While seasoned Lake George hikers are familiar with Buck Mountain, Black Mountain Loop and other trails on state land, they may not know about the LGLC trails, which offer hikes at every level, from beginner or non-hiker to more challenging climbs, like Cat Mountain, a 4.6-mile round trip to a 1,956-foot summit overlooking the lake.

“It’s good for families. Some of these hikes are really short,” says Mim Dunne, a New Jersey resident with a summer place in Ticonderoga.

“I’m a bird watcher and I like to fish on the lake,” says Dunne. Doing the Hike-A-Thon is a way to “force yourself out of your comfort zone.”

The first year, she and her husband signed up to hike Last Great Shoreline, which is accessible only by boat.

Last year, at a LGLC auction, she won a ride in Mowery’s copter.

“It was pretty spectacular. We were just over the treetops.”

At this year’s Hike-A-Thon, Dunne will do a gentle 1.5 mile hike with her husband, daughter and daughter’s fiance in the Terzian Woodlot, a property in Hague that she has never been to.

Amy’s Park, in Bolton, has a trail that’s perfect for children, says Hoffman.

“I took my three-year-old on this hike. A mile hike in, you end at this rocky outcrop and you can go down to the water, a kind of a large beaver pond. You get to see some frogs and salamanders along the way. There are some osprey that fly around. You could bring a picnic lunch.”

Peggy’s Point in Hague is another place that anyone can explore.

The waterfront property has a flat, grassy lawn and a friendship garden where people have placed plants to remember and honor loved ones.

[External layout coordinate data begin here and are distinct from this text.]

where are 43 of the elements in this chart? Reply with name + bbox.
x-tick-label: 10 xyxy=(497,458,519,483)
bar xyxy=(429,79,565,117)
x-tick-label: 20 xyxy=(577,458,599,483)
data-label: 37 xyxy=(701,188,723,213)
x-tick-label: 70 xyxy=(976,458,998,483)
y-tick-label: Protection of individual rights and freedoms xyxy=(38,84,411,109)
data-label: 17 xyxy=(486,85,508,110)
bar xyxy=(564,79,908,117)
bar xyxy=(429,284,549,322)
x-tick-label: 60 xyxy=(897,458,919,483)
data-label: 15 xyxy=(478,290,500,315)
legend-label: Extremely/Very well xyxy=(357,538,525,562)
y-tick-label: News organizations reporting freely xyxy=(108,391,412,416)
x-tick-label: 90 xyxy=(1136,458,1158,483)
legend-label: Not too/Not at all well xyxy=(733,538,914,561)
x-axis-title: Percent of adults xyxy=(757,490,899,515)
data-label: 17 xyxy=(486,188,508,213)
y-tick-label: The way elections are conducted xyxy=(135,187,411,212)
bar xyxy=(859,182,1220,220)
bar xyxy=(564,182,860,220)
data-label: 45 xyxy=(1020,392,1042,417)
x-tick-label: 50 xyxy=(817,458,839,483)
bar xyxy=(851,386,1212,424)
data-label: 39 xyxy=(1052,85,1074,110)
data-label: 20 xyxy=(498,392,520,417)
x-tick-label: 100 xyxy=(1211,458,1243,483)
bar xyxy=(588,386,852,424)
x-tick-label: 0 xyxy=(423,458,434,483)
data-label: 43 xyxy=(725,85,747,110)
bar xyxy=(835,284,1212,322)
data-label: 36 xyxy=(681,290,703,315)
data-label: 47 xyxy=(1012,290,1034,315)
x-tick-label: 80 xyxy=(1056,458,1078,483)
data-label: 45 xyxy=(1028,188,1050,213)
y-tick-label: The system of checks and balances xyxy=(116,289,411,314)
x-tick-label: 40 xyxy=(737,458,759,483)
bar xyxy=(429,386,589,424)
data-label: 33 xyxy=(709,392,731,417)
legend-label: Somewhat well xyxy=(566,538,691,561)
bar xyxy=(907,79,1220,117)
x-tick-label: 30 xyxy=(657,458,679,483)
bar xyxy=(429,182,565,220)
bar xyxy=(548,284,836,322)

“You can bring a wheelchair in there,” says Hoffman.

“Unless you are fortunate enough to have inherited land or are able to purchase land and be a land owner, this might be the only way for you to get out and have a scenic view or get to the waterfront. So we do have these parks and preserves all around Lake George, north end, south end,” she says.

“The Hike-A-Thon is an opportunity to showcase the fabulous properties that have been protected, to build awareness of the challenges facing Lake George (excessive development, invasive species, pollution, etc.) and to provide participants with a better appreciation of Lake George as a national treasure,” says Ryterband.

LGLC trails and properties are open year-round from dawn to dusk. A map and downloadable trail guides can be found at www.lglc.org.

“Cat and Thomas. You can do mountain biking there as well,” Hoffman says.

“A lot of the properties, they have some great skiing and snowshoeing.”

LGLC also offers guided hikes, educational programs and other events throughout the year.

If you want to do the Hike-A-Thon, registrations will be accepted through June 26.

Because the number of people allowed at each site is limited, some of the Hike-A-Thon sites get filled up by the end of April.

“The first one to fill up every year is Cat Mountain. People just love Cat Mountain,” Hoffman says.

“My personal hope is that we get people who think hiking is not for them. People who just want to try it.”